EDIT (... fairly serious):

1) Proud/strict Lutheran who thought religious conservatism was "cool" and actually wished my church was a bit more conservative.

2) Clear ELCA Lutheran but didn't think about it overly much ... girls, high school sports, drinking in basements and parks, etc.

3) A bit more serious about it again in the years after college, especially as I got more in touch with my heritage through things like Ancestry.com and just learning about history.  My theological beliefs were a bit "vague," though, as I tried to reconcile the parts of the Bible (or, more accurately, people's interpretation of it) that I found unlikely to be true with my definite belief in some form of "The Devine."
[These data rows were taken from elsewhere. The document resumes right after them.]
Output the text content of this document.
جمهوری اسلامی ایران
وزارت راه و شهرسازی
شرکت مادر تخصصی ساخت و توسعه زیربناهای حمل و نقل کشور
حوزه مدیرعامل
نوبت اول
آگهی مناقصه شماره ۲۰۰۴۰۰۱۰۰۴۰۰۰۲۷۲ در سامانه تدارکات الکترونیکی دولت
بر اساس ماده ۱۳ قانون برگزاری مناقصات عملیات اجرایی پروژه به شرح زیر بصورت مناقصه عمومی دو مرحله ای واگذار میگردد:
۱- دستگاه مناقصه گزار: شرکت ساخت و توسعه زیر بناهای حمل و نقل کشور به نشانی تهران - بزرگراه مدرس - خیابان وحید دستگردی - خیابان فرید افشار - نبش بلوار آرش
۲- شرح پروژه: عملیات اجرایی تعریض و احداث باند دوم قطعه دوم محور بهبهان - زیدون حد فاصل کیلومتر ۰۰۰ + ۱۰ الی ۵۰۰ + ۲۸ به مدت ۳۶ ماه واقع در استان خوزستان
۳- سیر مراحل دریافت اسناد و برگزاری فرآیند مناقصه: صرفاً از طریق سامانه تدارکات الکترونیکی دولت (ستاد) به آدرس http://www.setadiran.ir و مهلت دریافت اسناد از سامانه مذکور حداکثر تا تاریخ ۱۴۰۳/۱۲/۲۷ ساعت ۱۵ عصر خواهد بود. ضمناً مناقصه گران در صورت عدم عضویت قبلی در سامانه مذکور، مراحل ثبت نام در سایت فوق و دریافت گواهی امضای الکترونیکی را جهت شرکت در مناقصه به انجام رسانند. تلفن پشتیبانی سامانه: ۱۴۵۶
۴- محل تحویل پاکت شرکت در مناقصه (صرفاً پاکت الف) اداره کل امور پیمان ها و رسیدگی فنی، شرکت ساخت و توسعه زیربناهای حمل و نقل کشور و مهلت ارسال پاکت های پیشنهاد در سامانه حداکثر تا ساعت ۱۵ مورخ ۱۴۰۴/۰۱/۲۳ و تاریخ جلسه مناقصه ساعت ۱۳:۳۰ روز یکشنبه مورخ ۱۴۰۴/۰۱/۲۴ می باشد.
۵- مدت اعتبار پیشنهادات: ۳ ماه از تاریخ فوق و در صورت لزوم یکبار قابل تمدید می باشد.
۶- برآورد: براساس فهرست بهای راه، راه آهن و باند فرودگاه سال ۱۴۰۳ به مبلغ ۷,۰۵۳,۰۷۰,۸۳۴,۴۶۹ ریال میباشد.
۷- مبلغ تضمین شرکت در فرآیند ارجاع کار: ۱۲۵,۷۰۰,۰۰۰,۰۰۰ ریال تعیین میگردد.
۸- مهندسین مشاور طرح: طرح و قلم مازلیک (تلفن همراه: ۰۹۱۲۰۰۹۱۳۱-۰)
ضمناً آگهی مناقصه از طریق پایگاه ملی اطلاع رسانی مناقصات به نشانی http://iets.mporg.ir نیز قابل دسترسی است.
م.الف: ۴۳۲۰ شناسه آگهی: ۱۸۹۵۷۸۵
4) Approximately in the last few years, I have started to believe that the specific aspects of one's belief in his religious doctrine isn't very important.  I identify as an ELCA Lutheran, and I believe in what most would call "God" (though I'm sure some Fundies would object).  My "beliefs" are ever-changing, as I believe all beliefs should be, and they are currently at some bizarre intersection between Christianity, vaguely Jungian ideas and simply thinking that "the answer" to the ultimate nature of reality is too strange and mystical and "beyond" our understanding to have been accurately described (at least specifically) by humans thus far ... though I do, indeed, believe in a higher power and I think Christianity (of which ELCA Lutheranism is BY FAR my preferred interpretation) most accurately describes what I would imagine such a being to be like, once I adjust for my own interpretation of Scripture.